Meet Jack who is a Senior Project Engineer on the Baldivis Pump Station project in Western Australia. To celebrate National Water Week and BMD’s work within the sector, we took the time to get to know Jack and what he loves about working with wastewater.

Q: What do you enjoy about working on the Baldivis project?

A: Having previously worked predominantly on transport infrastructure projects, building a wastewater pumping station has been a great challenge and has given me a much better appreciation for the complex systems that provide really valuable services. This upgrade will cater for the future development of the rapidly growing suburb.

Q: How do you see your role in creating a positive impact in the water sector to ensure the infrastructure is resilient, fit for purpose and considers challenges going forward?

A: This is a key part of our HSEQ excellence which is to ensure that the quality of the product we deliver meets all the required standards, which will see it exceed its design life and cater for further growth.

Q: What sustainable construction practices and technologies are being utilised to minimise the environmental impact?

A: The project has developed complex temporary works structures which facilitate excavation to the required depths for construction, while also minimising the amount of dewatering required.

Q: What are the main challenges faced on the project?

A: By its nature, most water infrastructure is below ground level so many of the challenges involve constructing suitable retaining structures for access and ensuring that the durability of the finished product is protected from any harsh ground conditions to meet the design life requirements.

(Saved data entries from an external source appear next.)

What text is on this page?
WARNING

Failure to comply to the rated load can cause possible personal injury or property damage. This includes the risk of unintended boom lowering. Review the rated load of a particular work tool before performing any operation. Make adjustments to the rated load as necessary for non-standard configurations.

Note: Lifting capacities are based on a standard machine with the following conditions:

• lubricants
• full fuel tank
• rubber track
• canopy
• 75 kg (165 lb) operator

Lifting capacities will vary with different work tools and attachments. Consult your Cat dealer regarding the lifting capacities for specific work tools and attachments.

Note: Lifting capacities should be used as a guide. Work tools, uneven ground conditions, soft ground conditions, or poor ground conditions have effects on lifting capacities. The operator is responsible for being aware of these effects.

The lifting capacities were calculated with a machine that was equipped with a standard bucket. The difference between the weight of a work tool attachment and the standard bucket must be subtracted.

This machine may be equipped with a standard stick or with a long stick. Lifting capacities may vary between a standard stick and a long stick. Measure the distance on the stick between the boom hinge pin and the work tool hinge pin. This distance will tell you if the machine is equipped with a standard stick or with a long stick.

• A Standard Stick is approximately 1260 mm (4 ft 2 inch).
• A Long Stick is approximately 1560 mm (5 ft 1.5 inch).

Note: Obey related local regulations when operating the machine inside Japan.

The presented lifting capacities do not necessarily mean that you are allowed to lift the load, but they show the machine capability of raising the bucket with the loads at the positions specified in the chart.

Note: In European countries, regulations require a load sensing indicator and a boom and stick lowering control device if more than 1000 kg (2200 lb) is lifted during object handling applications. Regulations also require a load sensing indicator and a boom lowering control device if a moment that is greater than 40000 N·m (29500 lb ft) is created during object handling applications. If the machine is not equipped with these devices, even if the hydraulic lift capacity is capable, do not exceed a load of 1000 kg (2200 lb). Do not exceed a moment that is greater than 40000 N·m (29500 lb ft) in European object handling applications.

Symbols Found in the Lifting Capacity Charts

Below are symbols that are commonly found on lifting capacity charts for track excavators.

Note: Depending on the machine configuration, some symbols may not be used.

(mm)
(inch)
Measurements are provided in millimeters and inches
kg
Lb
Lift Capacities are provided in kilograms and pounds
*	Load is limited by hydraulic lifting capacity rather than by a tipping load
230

Q: What advice would you give to aspiring civil construction engineers who are interested in working in this field?

A: Water infrastructure projects are multifaceted and a great opportunity to gain exposure to not only structures, earthworks and pipework but also mechanical and electrical components. They are great for civil engineers to broaden their experience.

Q: How can the community do their part to improve our water supply?

A: I think it’s important to be water conscious at home but also to educate ourselves on the water involved in manufacturing many of the products we purchase so that we are able to make environmentally positive choices.